Primary Reading Epilepsy
This is a reflex epilepsy classified as an idiopathic localization-related epilepsy. Reading in susceptible individuals triggers characteristic seizures.
Progressive Myoclonic Epilepsies
Progressive Myoclonic Epilepsies define a group of symptomatic generalized epilepsies characterized by progressive dementia and myoclonic seizures. Tonic-clonic seizures may occur as well. Diseases usually classified in this group are Unverricht-Lundborg disease, myoclonus epilepsy with ragged red fibers (MERRF syndrome), Lafora disease, neuronal ceroid lipofucinosis, and sialidosis.
This is a symptomatic localization-related epilepsy that is a progressive, inflammatory lesion affecting children with onset before the age of 10. Seizures start as separate simple partial or complex partial seizures and may progress to epilepsia partialis continuata (simple partial status epilepticus). Neuroimaging shows inflammatory encephalitis on one side of the brain that may spread if not treated. Dementia and hemiparesis are other problems. The cause is hypothesized to involve an immulogical attack against glutamate receptors, a common neurotransmitter in the brain. 
Symptomatic Localization-Related Epilepsies
Symptomatic localization-related epilepsies are divided by the location in the brain of the epileptic lesion, since the symptoms of the seizures are more closely tied to the brain location rather than the cause of the lesion. Tumors, arterio-venous malformations, cavernous malformations, trauma, and cerebral infarcts can all be causes of epileptic foci in different brain regions.
Temporal Lobe Epilepsy (TLE)
This is a symptomatic localization-related epilepsy, is the most common epilepsy of adults who experience seizures poorly controlled with anticonvulsant medications. In most cases, the epileptogenic region is found in the midline (mesial) temporal structures (e.g., the hippocampus, amygdala, and parahippocampal gyrus). Seizures begin in late childhood and adolescence. Most of these patients have complex partial seizures sometimes preceded by an aura, and some TLE patients also suffer from secondary generalized tonic-clonic seizures. If the patient does not respond sufficiently to medical treatment, epilepsy surgery may be considered.

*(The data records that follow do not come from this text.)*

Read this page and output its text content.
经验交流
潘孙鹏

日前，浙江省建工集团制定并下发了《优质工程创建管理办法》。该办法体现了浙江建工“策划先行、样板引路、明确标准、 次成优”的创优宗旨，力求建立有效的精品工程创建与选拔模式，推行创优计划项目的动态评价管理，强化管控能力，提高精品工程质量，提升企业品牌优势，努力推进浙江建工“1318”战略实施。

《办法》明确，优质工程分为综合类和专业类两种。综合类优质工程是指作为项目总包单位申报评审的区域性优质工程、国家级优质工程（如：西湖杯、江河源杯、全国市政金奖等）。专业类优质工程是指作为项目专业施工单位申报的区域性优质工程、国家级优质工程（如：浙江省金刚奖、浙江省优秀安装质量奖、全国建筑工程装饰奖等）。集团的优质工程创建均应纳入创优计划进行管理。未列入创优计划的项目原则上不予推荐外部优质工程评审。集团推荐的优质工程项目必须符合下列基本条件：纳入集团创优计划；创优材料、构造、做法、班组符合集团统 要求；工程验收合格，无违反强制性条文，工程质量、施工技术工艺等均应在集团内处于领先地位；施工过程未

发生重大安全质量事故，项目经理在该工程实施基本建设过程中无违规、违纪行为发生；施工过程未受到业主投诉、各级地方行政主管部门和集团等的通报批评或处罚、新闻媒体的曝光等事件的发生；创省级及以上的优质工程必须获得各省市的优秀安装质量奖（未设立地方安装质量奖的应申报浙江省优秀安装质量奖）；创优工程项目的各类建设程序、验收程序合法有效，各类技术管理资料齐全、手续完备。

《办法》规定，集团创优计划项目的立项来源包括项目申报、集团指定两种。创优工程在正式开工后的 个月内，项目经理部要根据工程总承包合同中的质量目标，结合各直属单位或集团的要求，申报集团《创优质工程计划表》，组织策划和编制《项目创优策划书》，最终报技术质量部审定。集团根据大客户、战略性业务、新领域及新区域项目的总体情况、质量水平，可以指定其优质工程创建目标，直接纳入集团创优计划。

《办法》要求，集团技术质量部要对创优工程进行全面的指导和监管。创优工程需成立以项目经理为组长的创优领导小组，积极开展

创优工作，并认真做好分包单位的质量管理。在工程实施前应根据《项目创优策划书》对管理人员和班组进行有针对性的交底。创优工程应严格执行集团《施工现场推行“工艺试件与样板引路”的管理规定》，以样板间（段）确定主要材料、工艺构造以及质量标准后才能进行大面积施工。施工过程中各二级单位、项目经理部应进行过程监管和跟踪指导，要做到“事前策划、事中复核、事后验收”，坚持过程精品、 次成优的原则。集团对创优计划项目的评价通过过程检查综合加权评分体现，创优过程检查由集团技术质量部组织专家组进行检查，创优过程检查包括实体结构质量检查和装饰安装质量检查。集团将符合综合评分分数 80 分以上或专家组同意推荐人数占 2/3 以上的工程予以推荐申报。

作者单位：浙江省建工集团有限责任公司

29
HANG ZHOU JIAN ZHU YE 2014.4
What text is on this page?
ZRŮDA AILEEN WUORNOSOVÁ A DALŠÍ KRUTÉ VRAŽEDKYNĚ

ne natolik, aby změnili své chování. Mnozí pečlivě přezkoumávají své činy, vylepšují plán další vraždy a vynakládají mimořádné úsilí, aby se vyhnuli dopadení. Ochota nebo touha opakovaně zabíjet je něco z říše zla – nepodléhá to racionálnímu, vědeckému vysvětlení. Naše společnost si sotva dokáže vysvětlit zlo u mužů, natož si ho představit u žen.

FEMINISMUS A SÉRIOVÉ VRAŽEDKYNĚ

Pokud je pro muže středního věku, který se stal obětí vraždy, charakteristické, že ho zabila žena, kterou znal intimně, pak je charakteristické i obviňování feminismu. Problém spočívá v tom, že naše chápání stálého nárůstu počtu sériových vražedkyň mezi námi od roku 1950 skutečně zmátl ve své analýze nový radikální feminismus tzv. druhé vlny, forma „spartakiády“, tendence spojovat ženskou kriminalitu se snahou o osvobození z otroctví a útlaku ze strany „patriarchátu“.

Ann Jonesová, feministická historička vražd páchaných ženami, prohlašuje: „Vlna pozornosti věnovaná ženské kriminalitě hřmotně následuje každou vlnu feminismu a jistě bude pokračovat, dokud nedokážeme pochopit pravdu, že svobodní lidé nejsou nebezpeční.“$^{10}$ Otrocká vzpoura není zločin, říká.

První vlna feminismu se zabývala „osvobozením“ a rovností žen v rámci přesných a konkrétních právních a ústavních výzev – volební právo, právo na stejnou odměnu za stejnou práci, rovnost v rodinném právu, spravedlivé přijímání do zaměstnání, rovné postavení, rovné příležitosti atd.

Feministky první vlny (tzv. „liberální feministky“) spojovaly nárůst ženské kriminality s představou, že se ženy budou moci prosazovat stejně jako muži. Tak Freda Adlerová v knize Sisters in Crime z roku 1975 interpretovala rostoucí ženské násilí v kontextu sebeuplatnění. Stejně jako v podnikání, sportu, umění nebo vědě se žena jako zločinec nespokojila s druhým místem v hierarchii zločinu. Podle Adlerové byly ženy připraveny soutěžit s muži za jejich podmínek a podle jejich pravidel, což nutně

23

This is a triad of developmental delay, seizures termed infantile spasms, and EEG demonstrating a pattern termed hypsarrhythmia. Onset occurs between 3 months and 2 years, with peak onset between 8-9 months. West syndrome may arise from idiopathic, symptomatic, or cryptogenic causes. The most common cause is tuberous sclerosis. The prognosis varies with the underlying cause. In general most surviving patients remain with significant cognitive impairment and continuing seizures and may evolve to another eponymic syndrome, Lennox-Gastaut syndrome.